GridSearch Tuner

[source]

GridSearch class

keras_tuner.GridSearch(
    hypermodel=None,
    objective=None,
    max_trials=None,
    seed=None,
    hyperparameters=None,
    tune_new_entries=True,
    allow_new_entries=True,
    max_retries_per_trial=0,
    max_consecutive_failed_trials=3,
    **kwargs
)

The grid search tuner.

This tuner iterates over all possible hyperparameter combinations.

For example, with:

optimizer = hp.Choice("model_name", values=["sgd", "adam"])
learning_rate = hp.Choice("learning_rate", values=[0.01, 0.1])

This tuner will cover the following combinations: ["sgd", 0.01], ["sgd", 0.1], ["adam", 0.01] ["adam", 0.1].

For the following hyperparameter types, GridSearch will not exhaust all possible values:

  • hp.Float() when step is left unspecified.
  • hp.Int() with sampling set to "log" or "reverse_log", and step is left unspecified.

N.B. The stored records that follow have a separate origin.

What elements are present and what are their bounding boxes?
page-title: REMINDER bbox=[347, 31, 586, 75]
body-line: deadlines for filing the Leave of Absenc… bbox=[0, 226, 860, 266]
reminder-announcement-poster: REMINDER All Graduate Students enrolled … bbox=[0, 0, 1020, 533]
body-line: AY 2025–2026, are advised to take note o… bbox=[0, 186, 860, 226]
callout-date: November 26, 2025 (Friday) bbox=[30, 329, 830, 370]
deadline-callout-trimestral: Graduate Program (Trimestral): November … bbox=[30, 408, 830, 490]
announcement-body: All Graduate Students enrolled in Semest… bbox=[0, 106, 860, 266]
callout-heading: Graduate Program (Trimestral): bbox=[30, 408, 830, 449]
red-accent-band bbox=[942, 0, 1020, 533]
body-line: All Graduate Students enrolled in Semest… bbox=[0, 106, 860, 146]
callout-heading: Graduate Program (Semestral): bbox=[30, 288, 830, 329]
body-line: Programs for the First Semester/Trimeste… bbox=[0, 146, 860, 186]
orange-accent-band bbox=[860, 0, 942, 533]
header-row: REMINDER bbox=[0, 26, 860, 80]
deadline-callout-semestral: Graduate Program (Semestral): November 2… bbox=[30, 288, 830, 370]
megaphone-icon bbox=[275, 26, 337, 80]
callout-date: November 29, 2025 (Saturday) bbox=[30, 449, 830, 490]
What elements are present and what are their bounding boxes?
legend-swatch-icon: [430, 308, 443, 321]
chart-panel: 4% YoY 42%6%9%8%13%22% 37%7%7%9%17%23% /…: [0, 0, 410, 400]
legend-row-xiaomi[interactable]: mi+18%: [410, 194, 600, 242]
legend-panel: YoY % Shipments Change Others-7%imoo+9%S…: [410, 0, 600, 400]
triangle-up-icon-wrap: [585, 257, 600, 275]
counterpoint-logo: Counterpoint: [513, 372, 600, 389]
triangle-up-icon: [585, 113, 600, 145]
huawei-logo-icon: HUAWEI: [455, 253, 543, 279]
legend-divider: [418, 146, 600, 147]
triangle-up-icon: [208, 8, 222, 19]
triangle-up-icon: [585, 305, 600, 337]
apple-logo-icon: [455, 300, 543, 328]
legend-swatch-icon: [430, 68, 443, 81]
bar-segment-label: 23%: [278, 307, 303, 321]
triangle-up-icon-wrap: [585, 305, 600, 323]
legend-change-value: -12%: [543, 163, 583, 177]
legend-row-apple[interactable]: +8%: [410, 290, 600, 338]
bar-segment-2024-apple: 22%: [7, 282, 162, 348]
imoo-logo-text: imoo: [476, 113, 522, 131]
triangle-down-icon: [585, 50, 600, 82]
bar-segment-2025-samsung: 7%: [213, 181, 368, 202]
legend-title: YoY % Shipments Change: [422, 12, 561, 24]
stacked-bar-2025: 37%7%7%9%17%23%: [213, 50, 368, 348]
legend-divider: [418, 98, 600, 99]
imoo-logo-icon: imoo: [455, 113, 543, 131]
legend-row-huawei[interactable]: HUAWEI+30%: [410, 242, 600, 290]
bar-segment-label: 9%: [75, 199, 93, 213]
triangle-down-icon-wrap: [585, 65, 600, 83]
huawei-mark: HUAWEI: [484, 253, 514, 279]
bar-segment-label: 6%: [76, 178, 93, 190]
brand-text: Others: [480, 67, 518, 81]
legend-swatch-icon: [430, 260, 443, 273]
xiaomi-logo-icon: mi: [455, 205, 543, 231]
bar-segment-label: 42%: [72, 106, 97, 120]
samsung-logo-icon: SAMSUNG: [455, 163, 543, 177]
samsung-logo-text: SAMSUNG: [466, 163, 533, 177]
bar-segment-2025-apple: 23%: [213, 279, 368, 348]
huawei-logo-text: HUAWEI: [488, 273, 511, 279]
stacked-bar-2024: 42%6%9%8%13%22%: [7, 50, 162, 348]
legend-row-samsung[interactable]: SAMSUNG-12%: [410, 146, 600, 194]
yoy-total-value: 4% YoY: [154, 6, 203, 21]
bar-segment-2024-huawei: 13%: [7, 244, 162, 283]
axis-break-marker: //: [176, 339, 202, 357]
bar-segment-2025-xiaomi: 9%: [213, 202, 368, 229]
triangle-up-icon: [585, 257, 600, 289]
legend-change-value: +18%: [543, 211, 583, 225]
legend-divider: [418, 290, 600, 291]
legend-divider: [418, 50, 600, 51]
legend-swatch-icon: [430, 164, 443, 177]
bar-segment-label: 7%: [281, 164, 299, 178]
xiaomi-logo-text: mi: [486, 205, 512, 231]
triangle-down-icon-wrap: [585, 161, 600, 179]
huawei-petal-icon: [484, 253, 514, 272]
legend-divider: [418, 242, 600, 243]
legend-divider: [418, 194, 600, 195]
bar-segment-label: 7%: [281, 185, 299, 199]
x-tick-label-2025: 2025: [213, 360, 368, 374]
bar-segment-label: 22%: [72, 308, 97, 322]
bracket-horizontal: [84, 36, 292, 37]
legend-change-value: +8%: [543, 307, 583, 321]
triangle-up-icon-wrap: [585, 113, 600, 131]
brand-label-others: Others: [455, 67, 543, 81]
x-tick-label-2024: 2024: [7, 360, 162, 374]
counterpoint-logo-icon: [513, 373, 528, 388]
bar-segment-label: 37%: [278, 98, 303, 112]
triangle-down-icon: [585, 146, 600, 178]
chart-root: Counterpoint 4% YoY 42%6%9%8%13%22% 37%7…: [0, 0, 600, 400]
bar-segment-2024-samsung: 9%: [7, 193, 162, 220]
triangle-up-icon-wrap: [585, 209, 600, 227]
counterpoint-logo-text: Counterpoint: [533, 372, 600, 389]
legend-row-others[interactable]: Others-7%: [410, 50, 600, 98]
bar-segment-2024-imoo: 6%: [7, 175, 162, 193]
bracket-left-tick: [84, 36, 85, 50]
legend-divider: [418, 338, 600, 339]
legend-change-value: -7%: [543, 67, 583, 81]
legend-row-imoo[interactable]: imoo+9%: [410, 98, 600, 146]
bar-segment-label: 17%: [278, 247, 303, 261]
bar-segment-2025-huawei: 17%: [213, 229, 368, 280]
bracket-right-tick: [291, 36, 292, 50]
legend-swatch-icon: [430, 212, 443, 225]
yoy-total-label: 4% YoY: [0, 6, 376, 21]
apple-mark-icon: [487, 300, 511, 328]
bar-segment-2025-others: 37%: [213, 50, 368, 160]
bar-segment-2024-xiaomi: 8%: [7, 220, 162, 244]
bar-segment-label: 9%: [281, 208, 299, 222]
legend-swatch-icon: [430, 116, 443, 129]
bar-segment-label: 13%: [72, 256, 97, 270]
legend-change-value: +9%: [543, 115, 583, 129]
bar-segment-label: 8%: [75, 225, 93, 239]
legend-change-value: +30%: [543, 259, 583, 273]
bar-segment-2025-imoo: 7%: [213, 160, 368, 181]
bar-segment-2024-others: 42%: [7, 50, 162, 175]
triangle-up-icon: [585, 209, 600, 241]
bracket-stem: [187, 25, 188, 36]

For these cases, KerasTuner will pick 10 samples in the range evenly by default. To configure the granularity of sampling for hp.Float() and hp.Int(), please use the step argument in their initializers.

Arguments

  • hypermodel: Instance of HyperModel class (or callable that takes hyperparameters and returns a Model instance). It is optional when Tuner.run_trial() is overridden and does not use self.hypermodel.
  • objective: A string, keras_tuner.Objective instance, or a list of keras_tuner.Objectives and strings. If a string, the direction of the optimization (min or max) will be inferred. If a list of keras_tuner.Objective, we will minimize the sum of all the objectives to minimize subtracting the sum of all the objectives to maximize. The objective argument is optional when Tuner.run_trial() or HyperModel.fit() returns a single float as the objective to minimize.
  • max_trials: Optional integer, the total number of trials (model configurations) to test at most. Note that the oracle may interrupt the search before max_trial models have been tested if the search space has been exhausted. If left unspecified, it runs till the search space is exhausted.
  • seed: Optional integer, the random seed.
  • hyperparameters: Optional HyperParameters instance. Can be used to override (or register in advance) hyperparameters in the search space.
  • tune_new_entries: Boolean, whether hyperparameter entries that are requested by the hypermodel but that were not specified in hyperparameters should be added to the search space, or not. If not, then the default value for these parameters will be used. Defaults to True.
  • allow_new_entries: Boolean, whether the hypermodel is allowed to request hyperparameter entries not listed in hyperparameters. Defaults to True.
  • max_retries_per_trial: Integer. Defaults to 0. The maximum number of times to retry a Trial if the trial crashed or the results are invalid.
  • max_consecutive_failed_trials: Integer. Defaults to 3. The maximum number of consecutive failed Trials. When this number is reached, the search will be stopped. A Trial is marked as failed when none of the retries succeeded.
  • **kwargs: Keyword arguments relevant to all Tuner subclasses. Please see the docstring for Tuner.